Selanjutnya Wamen Dikdasmen RI, menghimbau agar Jangan membiasakan membully sesama teman, karena biasanya sifat tersebut suka menular, kakak kelas jangan membiasakan kekerasan dalam pelaksanaan MPLS, Jadikan Sekolah sebagai tempat belajar yang menyenangkan dan menggembirakan, kalau ada masalah sampaikan segera ke guru BK,” Ungkapnya
“Untuk itu kalian harus punya akhlak yang baik, karakter yang baik, kalian harus menjadi manusia yang unggul, harus membiasakan 7 kebiasaan anak sekolah yaitu bangun pagi, beribadah, berolahraga, membawa makanan bergizi, giat belajar, bermasyarakat, tidur/istirahat secepatnya,” Tandasnya
“Kalian jangan takut salah dan jangan takut untuk mencoba, makanya harus berani seperti syahla yang bercita-cita ingin menjadi jaksa dengan tujuan untuk penegakan hukum di Indonesia, Kita harus peduli kepada sesama manusia, menjadi seseorang yang bertanggung jawab, intinya jangan mencubit kalau tidak mau di cubit oleh orang lain, sebagaimana Nabi Muhammad SAW mengajarkan kepada umatnya untuk mencintai dan mengasihi sesamanya,” Cetusnya
Diakhir pemaparannya Dr.

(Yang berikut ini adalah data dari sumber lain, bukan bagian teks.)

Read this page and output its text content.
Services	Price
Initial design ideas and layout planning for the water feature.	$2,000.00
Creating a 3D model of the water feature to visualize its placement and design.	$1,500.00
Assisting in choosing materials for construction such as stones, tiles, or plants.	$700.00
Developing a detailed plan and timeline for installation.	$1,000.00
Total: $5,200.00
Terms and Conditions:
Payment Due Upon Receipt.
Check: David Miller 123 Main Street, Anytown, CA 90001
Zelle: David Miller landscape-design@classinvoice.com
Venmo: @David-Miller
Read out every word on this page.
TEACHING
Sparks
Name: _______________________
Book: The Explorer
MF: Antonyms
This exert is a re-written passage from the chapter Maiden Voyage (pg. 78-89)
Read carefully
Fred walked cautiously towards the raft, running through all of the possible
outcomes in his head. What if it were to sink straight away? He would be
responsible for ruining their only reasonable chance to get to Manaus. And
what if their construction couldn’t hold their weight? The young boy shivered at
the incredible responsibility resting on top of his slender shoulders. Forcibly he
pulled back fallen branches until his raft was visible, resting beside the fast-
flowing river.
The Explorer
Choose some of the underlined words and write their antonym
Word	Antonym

Fajar Riza Ulhaq, mengungkapkan bahwa Dunia Kerja/kehidupan hari ini sudah hampir di dominasi oleh teknologi/kecerdasan buatan, hati-hati dengan itu, kita harus pandai menggunakan teknologi tersebut, karena ibaratnya seperti pisau, dimana ketika digunakan memotong sayuran di dapur sangat banyak manfaatnya, tapi ketika pisau tersebut digunakan untuk membunuh seseorang nantinya akan berurusan dengan pihak penegak hukum/kepolisian. Maka yang akan menjadi saingan kalian adalah robot/mesin atau teknologi buatan, untuk itu pihak sekolah harus mengedepankan keahlian, anak-anak jangan kecewakan orang tua, rajinlah belajar dalam meraih prestasi sehingga orang tua kalian menjadi bangga karena telah mengangkat harum namanya.”Tuturnya
Di ujung penutup arahannya, Wamen Dikdasmen RI, mengatatakan, “Saya yakin dari peserta MPLS ini akan lahir calon Pemimpin-pemimpin bangsa, karena sebaik-baiknya manusia adalah orang yang memberikan manfaat bagi lingkungan, bangsa dan dan negara, in sya Allah saya siap membantu pendidikan di Kabupaten Garut untuk meningkatkan IPM sehingga Garut menjadi Kabupaten yang maju dan hebat. Kemudian sebagai apresiasi kepada peserta MPLS yang telah berani menjawab pertanyaan, lalu memberikan reward berupa tas sekolah kepada 5 orang yang ikutserta menjawab dan bertanya kepada Dr. Fajar Riza Ulhaq.